PRÉSENCE DE LUMIÈRES
Censure
Messieurs dames de l’Île-des-Sœurs, s’il vous plait, allumez un moment votre ordinateur et regardez les œuvres énumérées ci-après.
La Vénus de Willendorf, XXIIIe millénaire avant JC. Les déesses de Tell Halaf, VIe millénaire avant JC. L’enfant nu égyptien, IIIe millénaire avant JC. L’Hermès de Praxitèle, IVe siècle avant JC. La Vénus de Milo, anonyme, Ier siècle avant JC. Le Triomphe de Neptune et d’Amphitrite, anonyme, IVe siècle après JC. La Naissance de Vénus, de Botticelli, XVe siècle. La Création d’Adam, de Michel-Ange, XVIe siècle. L’Amour victorieux, du Caravage, XVIe siècle. L’éducation de Marie de Médicis, de Rubens, XVIIe siècle. Bethsabée au bain, de Rembrandt, XVIIe siècle. Le Bain turc, d’Ingres, XIXe siècle. La Maja nue, de Goya, XVIIIe siècle. L’Odalisque blonde, de Boucher, XVIIIe siècle. L’Âge d’Airain, de Rodin, XIXe siècle. Le Nu bleu, de Picasso, XXe siècle. Une première, de Zorn, fin XIXe et début XXe siècle. Le Jeune homme indolent, de Lyman, XXe siècle. Lovely Lover, de Dong Xiwen, XXe siècle. La Vénus au papillon, de Parmiggiani, XXe siècle.
Bien.
Alors, messieurs dames de l’Île-des-Sœurs, je vous demande, qu’ont en commun ces objets? Mais ce sont des œuvres d’art, voyons, me répondez-vous sur un ton un peu agacé. Et leurs concepteurs? Des artistes, bien sûr; certains très connus, d’autres moins. Diriez-vous que ces œuvres d’art sont des chefs-d’œuvre? Si vous le dites . . . D’après vous, les artistes qui les ont créés, méritent-ils notre respect parce qu’ils ont fait œuvre de civilisation? Peut-être . . . Grâce à eux, vivons-nous dans un monde meilleur, moins superstitieux, moins brutal, plus beau, plus tolérant? Vu comme ça . . . Si l’occasion se présentait, accueilleriez-vous ces chefs-d’œuvre dans votre quartier? Euh, à vrai dire . . . Quoi? Y a-t-il un problème? C’est que . . . vous comprenez . . . toutes ces œuvres sont des nus . . . Et alors? C’est que, nous, à l’île-des-Sœurs, nous n’aimons pas trop ces icônes qui pervertissent nos enfants.

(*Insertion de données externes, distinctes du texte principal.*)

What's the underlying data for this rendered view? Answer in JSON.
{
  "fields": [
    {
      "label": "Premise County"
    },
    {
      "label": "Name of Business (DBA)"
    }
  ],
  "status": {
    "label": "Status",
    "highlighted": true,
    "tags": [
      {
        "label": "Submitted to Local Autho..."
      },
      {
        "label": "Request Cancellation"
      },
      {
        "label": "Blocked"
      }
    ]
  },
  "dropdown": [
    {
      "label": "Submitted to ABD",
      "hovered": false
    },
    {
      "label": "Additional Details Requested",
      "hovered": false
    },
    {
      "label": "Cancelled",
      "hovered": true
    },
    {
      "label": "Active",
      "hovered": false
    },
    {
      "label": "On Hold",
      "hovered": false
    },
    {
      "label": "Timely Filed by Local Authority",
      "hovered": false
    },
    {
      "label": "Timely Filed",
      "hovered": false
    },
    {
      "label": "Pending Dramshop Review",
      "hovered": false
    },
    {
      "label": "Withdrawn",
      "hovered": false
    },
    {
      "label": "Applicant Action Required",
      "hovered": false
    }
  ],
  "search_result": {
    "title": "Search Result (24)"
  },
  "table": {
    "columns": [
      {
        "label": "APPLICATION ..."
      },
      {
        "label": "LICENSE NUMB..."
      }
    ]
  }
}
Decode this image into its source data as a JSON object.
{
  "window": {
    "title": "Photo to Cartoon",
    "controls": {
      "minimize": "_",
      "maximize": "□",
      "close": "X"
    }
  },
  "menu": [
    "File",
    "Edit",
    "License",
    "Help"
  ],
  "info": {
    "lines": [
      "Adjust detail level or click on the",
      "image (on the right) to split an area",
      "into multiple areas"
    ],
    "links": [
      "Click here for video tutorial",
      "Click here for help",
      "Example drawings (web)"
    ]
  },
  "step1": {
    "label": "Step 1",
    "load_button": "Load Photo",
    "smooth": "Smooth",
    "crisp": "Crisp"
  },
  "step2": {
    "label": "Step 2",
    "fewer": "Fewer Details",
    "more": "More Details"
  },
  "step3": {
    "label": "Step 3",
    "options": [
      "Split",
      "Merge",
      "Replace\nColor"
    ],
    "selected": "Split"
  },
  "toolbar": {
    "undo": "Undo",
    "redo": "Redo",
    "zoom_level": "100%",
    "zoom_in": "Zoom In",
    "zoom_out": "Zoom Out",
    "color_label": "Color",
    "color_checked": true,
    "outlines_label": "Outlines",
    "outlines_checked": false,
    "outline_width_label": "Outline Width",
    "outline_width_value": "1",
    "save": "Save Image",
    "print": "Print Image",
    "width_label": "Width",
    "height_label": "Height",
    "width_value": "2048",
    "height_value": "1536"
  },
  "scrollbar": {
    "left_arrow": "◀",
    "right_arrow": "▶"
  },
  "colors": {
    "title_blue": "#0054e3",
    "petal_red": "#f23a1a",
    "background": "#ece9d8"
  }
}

Dialogue absurde! Mais vrai.
Parce que tous ces chefs-d’œuvre représentent le corps humain dénudé, ils seraient bannis du Centre communautaire Elgar de l’Île des Sœurs, arrondissement de Verdun, Ville de Montréal. Et monsieur Patrick Lagacé, chroniqueur de son état à La Presse, applaudirait. Ou du moins trouverait ça ‘correct’.
Les artistes dessinent, peignent, sculptent le nu humain depuis au moins 23 000 ans. Dans toutes les civilisations, à toutes les époques. Sauf peut-être en terre d’Islam. Mais à Laval, à Montréal, au Québec, au Canada, en Occident, nos artistes le font. On enseigne le nu dans nos écoles d’art et dans nos centres culturels, et on les expose avec fierté dans nos galeries et nos musées. Monsieur Carl Duplessis est un artiste lavallois qui, comme beaucoup, peint des nus. En décembre dernier, monsieur Duplessis fut censuré par le Centre communautaire Elgar et par les autorités politiques de Verdun. Monsieur Lagacé, lui, n’y trouve aucune trace de censure, n’y voit aucun scandale.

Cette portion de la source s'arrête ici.